Last fall, CNN told the story of North Carolina high school football player Jaquan Waller, who died from "second impact syndrome" after he sustained two head injuries in fewer than 48 hours and returned to the field without receiving clearance from a doctor.
No matter how well-trained coaches are to identify concussions in their youth athletes, some players refuse to report symptoms, either because they do not want to leave the game or they are too proud to admit they have been hurt. Some injuries do not even look serious when they occur. A concussion baseline test could take a long time to come back with conclusive results, so many coaches struggle with how to assess the true nature of a head injury.
With these facts in mind, California high school freshman Braeden Benedict invented a device that alerts coaches immediately if an athlete is likely to have suffered a concussion. Benedict, a football player himself, has endured head injuries of his own and has seen teammates go down with concussions, so he understands the stakes.
"I wanted to come up with something simple and low-cost," Benedict told The Los Angeles Times. "Something that tells you to get out of the game and get checked."

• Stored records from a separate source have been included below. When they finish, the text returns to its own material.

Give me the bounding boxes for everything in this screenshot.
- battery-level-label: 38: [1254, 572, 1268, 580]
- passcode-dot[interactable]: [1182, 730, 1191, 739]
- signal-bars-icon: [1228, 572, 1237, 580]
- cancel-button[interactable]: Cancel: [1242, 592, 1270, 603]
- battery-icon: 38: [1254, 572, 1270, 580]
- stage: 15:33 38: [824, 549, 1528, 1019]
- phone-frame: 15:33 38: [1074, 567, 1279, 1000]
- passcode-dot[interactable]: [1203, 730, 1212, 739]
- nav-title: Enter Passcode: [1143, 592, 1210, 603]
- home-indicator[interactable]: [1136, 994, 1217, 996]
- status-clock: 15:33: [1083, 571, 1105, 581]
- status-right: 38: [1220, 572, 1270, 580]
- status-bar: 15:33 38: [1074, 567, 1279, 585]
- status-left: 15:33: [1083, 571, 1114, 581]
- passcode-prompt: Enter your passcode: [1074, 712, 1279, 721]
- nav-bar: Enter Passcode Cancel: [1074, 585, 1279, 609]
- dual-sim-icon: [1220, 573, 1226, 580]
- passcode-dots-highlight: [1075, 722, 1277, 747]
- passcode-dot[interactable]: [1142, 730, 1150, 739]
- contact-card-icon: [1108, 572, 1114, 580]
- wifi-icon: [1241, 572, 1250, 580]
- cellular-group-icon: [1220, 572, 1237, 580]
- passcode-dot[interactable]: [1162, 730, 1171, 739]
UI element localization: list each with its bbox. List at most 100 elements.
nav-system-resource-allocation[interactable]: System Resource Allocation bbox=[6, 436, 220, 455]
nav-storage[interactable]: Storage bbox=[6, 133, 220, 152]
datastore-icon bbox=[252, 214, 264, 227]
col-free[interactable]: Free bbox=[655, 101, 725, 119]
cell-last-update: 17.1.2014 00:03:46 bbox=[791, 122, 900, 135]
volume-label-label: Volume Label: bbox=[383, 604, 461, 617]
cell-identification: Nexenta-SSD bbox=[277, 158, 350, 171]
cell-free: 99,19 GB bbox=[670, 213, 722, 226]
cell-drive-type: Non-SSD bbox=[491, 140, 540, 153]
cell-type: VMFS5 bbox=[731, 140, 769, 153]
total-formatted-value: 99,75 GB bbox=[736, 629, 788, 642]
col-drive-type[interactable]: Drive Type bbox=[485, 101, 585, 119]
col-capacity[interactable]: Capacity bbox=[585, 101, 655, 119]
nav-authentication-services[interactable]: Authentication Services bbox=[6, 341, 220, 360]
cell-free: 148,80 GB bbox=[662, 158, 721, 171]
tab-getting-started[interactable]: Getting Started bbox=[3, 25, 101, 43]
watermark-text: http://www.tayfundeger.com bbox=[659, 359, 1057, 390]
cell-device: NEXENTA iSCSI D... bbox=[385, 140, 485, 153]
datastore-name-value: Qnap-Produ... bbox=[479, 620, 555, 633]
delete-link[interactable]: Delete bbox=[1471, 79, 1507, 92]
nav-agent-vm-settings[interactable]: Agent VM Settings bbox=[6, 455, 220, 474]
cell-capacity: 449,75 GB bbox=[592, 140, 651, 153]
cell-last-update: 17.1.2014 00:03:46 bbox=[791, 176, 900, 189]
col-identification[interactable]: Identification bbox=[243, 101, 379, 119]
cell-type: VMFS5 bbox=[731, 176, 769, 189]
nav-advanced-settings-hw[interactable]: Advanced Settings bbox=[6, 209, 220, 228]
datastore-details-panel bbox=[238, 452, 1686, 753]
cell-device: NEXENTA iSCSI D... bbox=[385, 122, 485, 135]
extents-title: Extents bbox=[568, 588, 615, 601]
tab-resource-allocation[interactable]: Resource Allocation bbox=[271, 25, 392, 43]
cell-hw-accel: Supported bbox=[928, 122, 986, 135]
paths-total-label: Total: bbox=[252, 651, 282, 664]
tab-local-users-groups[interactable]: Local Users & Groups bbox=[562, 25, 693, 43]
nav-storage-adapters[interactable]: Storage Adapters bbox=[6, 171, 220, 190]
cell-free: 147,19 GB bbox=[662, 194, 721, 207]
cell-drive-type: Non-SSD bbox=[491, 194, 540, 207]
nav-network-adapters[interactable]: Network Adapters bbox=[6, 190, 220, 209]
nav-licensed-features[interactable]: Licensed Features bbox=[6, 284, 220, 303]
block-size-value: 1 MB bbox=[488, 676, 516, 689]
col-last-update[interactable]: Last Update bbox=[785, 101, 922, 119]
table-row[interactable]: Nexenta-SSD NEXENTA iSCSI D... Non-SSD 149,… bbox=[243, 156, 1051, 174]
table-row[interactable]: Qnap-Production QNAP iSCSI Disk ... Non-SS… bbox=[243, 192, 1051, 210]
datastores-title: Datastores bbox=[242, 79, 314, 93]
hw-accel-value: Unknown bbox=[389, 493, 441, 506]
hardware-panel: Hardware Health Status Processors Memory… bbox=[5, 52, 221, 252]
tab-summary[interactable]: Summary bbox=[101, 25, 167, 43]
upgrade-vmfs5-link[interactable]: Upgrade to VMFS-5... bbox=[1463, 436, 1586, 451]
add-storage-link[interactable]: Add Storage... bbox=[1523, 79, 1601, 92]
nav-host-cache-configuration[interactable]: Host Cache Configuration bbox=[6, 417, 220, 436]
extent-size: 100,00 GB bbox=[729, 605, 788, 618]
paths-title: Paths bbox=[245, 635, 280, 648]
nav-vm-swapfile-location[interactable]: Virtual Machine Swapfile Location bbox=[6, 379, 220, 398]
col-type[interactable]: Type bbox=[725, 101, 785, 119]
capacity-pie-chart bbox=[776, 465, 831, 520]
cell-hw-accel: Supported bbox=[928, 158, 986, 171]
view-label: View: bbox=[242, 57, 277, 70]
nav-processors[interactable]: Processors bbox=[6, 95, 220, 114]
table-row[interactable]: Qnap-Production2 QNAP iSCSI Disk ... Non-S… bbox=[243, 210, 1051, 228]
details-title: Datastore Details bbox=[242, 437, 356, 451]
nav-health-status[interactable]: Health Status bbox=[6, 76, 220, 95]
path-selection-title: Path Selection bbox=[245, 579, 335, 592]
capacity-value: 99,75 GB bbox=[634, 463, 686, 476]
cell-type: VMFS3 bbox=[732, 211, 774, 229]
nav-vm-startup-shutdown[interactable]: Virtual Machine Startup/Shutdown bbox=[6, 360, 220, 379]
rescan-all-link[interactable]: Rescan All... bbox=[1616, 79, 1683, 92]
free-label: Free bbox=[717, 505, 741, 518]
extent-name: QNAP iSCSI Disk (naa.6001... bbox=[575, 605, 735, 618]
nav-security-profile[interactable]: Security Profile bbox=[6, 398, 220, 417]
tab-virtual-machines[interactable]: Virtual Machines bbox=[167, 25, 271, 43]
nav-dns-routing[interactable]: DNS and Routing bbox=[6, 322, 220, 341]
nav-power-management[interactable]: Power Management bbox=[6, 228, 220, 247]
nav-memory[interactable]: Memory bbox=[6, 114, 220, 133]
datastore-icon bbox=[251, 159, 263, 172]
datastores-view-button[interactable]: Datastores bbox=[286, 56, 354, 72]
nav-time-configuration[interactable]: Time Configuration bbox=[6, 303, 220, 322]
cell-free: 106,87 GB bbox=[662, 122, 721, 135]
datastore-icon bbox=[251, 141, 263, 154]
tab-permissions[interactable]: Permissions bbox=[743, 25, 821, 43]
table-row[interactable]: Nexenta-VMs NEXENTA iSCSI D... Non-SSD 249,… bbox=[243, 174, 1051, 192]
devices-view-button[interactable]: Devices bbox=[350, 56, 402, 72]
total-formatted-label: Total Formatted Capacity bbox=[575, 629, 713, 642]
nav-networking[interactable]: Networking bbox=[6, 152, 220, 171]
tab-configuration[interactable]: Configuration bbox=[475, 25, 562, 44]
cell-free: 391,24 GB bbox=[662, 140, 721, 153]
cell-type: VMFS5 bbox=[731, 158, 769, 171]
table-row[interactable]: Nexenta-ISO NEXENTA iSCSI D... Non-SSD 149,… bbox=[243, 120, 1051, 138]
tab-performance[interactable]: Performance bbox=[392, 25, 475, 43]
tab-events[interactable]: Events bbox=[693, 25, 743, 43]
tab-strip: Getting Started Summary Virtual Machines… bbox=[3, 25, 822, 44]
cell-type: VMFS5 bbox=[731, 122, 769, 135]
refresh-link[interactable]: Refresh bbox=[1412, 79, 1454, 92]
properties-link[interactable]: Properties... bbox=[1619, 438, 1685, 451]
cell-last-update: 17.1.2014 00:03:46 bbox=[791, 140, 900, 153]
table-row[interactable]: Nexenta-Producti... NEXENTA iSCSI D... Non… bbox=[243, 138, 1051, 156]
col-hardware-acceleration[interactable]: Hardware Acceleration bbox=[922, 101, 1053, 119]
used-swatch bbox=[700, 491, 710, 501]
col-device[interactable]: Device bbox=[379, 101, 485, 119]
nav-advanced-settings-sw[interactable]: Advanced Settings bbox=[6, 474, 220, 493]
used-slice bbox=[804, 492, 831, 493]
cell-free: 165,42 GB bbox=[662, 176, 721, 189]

What Benedict came up with is a liquid-filled patch that can be placed on the front of a youth football helmet. When struck with enough force to have likely caused a concussion, the patch releases a red dye, which serves as a red flag for coaches to pull a player from a game to receive further testing.
Coaches can combine products like the one designed by Benedict with high-quality football helmets and a protocol for treating athletes who endure head injuries to reduce instances of compounded health problems resulting from head injuries. While concussions may in some ways be unavoidable, even with the best football equipment, the job of coaches should be to ensure athletes stay off the filed for enough time for them to heal properly.